AI Augments Infrastructure Management
Engineers now review and refine AI output instead of laboring over every line. The next phase will see model-driven automation where architecture diagrams spawn requirements, trigger AI agents that scaffold code, and enforce rules from clean architecture principles and well-architected frameworks.
Rethinking Teams
As AI handles repetitive tasks, roles will polarize:
- Generalists orchestrate AI tools, maintain architecture, and align cross-team workflows
- Specialists exist in SRE, multi-cloud resilience, disaster recovery, ML systems, or distributed diagnostics
- Custodian platform teams maintain the ecosystem—tools, modules, and policy-as-code—that everyone builds upon
Final Thoughts
Platform engineering evolved from DevOps, but it may be solving the wrong problem. While we've been building better platforms for developers to use, AI is poised to eliminate the need for platforms altogether.
The real question isn't how to make platform engineering indispensable—it's whether platform engineering should exist at all. Why create specialized teams to build internal platforms when AI can empower developers to handle infrastructure directly? The future points toward AI-native tooling that makes infrastructure as intuitive as writing application code.
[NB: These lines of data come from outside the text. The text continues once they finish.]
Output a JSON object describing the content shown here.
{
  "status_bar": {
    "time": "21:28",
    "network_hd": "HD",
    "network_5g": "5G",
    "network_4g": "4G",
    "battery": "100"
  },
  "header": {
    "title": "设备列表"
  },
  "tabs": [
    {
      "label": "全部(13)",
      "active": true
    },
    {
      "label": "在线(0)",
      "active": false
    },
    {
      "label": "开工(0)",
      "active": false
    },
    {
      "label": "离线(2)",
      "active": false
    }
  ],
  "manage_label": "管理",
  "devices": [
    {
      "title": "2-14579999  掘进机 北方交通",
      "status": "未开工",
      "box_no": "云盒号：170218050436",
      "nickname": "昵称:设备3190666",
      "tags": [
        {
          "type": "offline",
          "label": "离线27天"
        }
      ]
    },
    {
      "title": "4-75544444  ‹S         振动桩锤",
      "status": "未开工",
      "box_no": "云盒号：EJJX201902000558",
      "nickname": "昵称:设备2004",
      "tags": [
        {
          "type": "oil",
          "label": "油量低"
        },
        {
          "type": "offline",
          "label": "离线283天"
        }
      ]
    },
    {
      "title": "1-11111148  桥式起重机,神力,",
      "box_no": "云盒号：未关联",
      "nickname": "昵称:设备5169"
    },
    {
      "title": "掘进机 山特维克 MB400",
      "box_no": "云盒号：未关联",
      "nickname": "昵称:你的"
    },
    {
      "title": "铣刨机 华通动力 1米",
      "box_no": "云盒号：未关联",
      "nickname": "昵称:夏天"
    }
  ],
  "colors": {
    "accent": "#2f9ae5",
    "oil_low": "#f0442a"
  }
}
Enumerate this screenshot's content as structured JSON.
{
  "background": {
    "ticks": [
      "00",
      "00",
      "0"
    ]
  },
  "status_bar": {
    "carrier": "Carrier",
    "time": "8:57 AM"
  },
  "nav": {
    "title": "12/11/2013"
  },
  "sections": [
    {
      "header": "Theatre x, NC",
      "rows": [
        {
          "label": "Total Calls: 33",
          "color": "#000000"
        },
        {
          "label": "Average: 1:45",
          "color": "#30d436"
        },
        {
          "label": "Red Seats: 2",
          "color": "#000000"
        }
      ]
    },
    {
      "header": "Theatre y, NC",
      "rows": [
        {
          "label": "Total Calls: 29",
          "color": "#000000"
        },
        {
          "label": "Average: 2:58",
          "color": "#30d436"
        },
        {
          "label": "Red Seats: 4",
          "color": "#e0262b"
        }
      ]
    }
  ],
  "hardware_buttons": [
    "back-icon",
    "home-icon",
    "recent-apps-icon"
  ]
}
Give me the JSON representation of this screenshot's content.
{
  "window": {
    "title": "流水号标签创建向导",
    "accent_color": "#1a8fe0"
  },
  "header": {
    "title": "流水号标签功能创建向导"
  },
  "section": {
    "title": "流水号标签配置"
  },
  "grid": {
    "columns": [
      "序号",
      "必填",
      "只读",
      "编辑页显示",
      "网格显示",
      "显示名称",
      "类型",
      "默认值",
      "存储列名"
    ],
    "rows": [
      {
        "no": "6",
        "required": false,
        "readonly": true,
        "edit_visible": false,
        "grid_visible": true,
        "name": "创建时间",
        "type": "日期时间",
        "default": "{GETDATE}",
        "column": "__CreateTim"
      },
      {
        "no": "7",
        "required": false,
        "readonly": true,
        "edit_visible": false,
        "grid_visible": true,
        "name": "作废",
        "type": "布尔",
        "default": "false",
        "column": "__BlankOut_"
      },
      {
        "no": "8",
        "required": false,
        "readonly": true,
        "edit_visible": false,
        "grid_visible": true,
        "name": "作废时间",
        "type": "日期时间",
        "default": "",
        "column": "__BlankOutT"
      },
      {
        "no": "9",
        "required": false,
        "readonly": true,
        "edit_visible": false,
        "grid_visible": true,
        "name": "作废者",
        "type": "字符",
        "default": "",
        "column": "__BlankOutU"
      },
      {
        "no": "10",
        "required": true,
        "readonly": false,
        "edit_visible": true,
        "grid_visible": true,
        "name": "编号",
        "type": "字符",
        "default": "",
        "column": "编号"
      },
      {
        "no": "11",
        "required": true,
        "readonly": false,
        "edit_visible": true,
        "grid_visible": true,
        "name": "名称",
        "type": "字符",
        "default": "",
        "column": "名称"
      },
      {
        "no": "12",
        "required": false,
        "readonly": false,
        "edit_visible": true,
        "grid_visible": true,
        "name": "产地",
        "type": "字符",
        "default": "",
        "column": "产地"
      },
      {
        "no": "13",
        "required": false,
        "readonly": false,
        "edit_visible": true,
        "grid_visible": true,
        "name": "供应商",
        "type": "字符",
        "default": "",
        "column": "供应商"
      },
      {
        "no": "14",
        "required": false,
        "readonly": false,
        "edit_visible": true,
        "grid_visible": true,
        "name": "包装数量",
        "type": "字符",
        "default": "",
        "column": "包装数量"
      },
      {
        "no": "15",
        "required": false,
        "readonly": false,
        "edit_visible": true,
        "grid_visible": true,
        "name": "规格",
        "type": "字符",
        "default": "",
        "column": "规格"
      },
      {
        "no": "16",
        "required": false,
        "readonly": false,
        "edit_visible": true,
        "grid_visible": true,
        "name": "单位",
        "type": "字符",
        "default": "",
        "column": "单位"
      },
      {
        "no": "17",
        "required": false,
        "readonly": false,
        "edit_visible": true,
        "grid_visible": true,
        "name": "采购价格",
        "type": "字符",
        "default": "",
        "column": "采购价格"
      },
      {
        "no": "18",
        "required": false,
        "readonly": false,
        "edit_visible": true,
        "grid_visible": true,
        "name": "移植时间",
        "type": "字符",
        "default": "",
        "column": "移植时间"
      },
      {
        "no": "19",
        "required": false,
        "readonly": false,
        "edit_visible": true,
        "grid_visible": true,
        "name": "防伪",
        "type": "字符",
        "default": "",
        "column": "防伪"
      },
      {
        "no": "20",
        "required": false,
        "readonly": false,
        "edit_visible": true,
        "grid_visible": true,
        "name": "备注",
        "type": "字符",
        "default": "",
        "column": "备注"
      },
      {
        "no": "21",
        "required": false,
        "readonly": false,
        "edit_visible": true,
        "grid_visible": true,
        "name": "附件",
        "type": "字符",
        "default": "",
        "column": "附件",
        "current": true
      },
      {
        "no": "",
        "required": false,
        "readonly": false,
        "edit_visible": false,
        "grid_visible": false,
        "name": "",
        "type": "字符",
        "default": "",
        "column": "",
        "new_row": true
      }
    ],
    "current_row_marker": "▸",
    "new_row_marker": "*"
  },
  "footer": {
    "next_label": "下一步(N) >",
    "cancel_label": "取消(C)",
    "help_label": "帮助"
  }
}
Enabling reliable deployments, secure environments, and coherent architecture is vital work. But instead of centralizing this through platform teams, we're moving toward AI-augmented developers who can generate infrastructure-as-code, configure CI/CD pipelines, and manage operational concerns through intelligent automation.
The writing is on the wall: every layer of abstraction AI eliminates makes Platform Engineering less necessary. Organizations are already questioning the ROI of large platform teams when AI tools can provide similar outcomes at a fraction of the cost and complexity.
The future isn't about improving Platform Engineering tooling and processes—it's about making it obsolete through AI-powered developer self-service. In my opinion, the question isn't whether this will happen, but how quickly we'll get there.